According to the Central Economic Work Conference, China expects to further unleash its consumption potential and promote investment with high returns this year. It will also strive to shape new consumption patterns and drive new forces of consumption.

The country needs to foster positive interactions between consumption and investment activities. The increased consumption should be able to raise the rate of return for consumer product manufacturing companies and service-based companies, which will increase both investment in the consumer products industry and the gross national income.

There are currently many homogenized products in China that do not have enough sales channels — and Chinese people's needs for medical care and senior care services have not yet been fully met.

Therefore, having entered a postindustrial era, which mainly relies on the services sector to boost the economy, China needs to keep an eye on the service industries, especially those related to medical care and senior care. It should further promote the digital transformation of the services sector and use 5G technologies to develop more high-tech products concerning key areas such as digital health.

Besides, the country needs to ensure an effective supply of community-based medical care and senior care services, as well as reduce relevant institutional costs. While effectively meeting the needs of the elderly, such moves can also help alleviate Chinese people's burden in caring for older relatives and make senior care an emerging industry with strong endogenous power. This will lead to more job creation. Thus, China's economic recovery can be further advanced.
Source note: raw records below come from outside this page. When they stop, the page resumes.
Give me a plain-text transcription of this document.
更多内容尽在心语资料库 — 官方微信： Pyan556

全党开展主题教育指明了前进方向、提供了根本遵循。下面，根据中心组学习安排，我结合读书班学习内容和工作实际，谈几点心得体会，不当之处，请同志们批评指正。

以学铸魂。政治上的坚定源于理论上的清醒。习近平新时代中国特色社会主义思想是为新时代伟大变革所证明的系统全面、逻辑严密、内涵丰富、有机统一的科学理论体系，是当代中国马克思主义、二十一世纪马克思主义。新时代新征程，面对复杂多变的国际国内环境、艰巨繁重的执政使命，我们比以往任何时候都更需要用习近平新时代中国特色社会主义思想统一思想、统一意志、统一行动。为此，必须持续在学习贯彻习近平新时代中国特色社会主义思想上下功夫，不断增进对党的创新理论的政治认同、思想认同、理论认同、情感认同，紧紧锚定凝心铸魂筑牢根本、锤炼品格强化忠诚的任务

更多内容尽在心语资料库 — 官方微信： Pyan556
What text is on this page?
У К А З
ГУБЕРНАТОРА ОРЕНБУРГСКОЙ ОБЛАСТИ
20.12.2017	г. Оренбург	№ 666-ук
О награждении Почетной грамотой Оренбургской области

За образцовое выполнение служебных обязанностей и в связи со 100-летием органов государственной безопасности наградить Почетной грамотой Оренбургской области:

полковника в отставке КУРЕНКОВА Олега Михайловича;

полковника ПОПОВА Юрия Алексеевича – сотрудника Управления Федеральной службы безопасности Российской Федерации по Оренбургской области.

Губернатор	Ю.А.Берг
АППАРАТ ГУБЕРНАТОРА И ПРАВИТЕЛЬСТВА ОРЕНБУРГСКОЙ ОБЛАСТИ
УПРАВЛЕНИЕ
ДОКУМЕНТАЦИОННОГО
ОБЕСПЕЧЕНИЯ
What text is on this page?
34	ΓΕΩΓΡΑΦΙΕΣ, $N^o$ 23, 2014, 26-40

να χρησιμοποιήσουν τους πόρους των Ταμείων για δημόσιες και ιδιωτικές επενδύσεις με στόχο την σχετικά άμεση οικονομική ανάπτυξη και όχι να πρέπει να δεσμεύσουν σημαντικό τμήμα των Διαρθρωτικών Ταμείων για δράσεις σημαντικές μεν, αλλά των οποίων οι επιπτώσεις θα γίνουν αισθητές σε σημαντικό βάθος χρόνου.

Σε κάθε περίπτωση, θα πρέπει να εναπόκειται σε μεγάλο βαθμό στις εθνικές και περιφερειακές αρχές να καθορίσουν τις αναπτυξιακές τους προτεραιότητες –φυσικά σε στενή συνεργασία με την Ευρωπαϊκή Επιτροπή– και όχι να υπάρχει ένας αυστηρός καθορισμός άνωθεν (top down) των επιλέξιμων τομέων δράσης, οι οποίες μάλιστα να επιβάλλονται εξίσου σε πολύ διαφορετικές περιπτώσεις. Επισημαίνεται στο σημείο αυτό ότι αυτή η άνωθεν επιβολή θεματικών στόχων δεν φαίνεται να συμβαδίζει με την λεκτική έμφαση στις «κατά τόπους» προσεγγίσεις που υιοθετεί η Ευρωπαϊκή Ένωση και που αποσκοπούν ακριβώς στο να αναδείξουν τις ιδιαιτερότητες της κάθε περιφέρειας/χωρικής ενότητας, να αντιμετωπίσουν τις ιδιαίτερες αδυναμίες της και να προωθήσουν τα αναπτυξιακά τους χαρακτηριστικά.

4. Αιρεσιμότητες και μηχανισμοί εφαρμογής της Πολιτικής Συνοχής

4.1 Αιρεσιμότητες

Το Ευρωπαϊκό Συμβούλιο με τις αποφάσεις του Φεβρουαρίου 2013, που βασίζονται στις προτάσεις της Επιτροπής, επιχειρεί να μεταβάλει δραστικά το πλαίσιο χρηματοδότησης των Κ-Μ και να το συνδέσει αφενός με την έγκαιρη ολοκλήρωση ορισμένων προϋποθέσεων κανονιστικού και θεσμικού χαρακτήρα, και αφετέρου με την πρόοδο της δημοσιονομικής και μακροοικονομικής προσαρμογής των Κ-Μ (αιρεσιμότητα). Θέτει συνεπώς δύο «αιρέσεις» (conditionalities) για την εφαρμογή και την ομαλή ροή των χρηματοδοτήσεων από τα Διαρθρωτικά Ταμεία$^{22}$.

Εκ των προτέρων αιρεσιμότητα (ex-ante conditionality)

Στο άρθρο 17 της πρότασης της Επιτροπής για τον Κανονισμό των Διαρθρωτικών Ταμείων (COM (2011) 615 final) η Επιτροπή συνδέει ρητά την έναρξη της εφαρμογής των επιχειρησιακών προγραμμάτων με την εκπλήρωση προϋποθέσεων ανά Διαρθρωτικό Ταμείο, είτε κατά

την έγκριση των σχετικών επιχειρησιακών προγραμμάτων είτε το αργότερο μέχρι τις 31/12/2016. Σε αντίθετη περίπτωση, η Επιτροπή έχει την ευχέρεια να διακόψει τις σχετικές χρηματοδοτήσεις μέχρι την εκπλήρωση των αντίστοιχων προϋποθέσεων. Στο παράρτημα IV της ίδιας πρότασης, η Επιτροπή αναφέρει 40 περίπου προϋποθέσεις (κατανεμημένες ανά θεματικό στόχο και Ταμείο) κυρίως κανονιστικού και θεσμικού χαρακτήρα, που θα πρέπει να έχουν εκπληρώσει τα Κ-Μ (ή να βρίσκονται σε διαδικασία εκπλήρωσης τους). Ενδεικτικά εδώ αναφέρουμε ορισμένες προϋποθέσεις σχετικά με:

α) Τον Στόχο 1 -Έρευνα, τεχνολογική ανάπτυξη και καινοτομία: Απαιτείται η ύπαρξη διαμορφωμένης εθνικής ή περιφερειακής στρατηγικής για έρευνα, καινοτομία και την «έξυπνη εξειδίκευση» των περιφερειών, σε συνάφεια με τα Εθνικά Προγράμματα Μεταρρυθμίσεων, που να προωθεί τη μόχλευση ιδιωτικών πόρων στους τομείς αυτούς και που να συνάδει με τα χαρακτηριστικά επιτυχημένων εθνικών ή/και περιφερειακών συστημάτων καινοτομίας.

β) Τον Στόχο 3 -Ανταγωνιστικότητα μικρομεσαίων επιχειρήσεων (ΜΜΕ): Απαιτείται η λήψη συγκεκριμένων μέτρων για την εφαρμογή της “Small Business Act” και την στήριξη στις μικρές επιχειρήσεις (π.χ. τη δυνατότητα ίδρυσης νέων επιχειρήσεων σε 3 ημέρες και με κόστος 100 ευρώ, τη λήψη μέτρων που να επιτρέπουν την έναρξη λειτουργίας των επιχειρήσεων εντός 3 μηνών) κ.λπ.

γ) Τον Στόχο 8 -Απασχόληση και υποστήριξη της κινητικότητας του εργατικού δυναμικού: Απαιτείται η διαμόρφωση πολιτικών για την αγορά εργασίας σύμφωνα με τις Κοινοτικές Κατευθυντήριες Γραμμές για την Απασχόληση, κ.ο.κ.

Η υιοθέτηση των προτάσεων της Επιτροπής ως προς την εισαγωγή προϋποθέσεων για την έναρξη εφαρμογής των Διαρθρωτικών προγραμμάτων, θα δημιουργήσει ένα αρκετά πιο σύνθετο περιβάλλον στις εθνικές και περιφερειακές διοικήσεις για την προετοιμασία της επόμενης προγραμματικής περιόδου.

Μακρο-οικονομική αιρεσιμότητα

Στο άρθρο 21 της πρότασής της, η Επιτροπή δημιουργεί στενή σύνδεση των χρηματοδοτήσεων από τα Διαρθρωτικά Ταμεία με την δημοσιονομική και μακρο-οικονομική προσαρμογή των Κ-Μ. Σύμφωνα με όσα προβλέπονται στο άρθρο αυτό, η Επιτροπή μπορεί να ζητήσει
Promoting consumption not only means encouraging consumers to spend more, but also implementing preferential policies in relevant industries to help them grow and cultivate more famous Chinese brands in the services sector.

Unlike the manufacturing sector, there is significant information asymmetry in most service industries, especially the high-tech service industries. Therefore, the government needs to set strict qualification standards for relevant enterprises and strengthen its supervision when practitioners enter the market.

China should also provide stronger support for the renovation and maintenance of necessary infrastructure in service industries closely related to people's daily life. By providing preferential treatment in terms of tax and rent, the country can better develop service industries and help deal with the major issues of its people, thus contributing to the sustainable growth of household consumption.

The writer is a professor at the School of Economics, the Renmin University of China, and a main member of the China Macroeconomy Forum, a Beijing-based think tank. The article was first published in Beijing Daily.

The views do not necessarily reflect those of China Daily.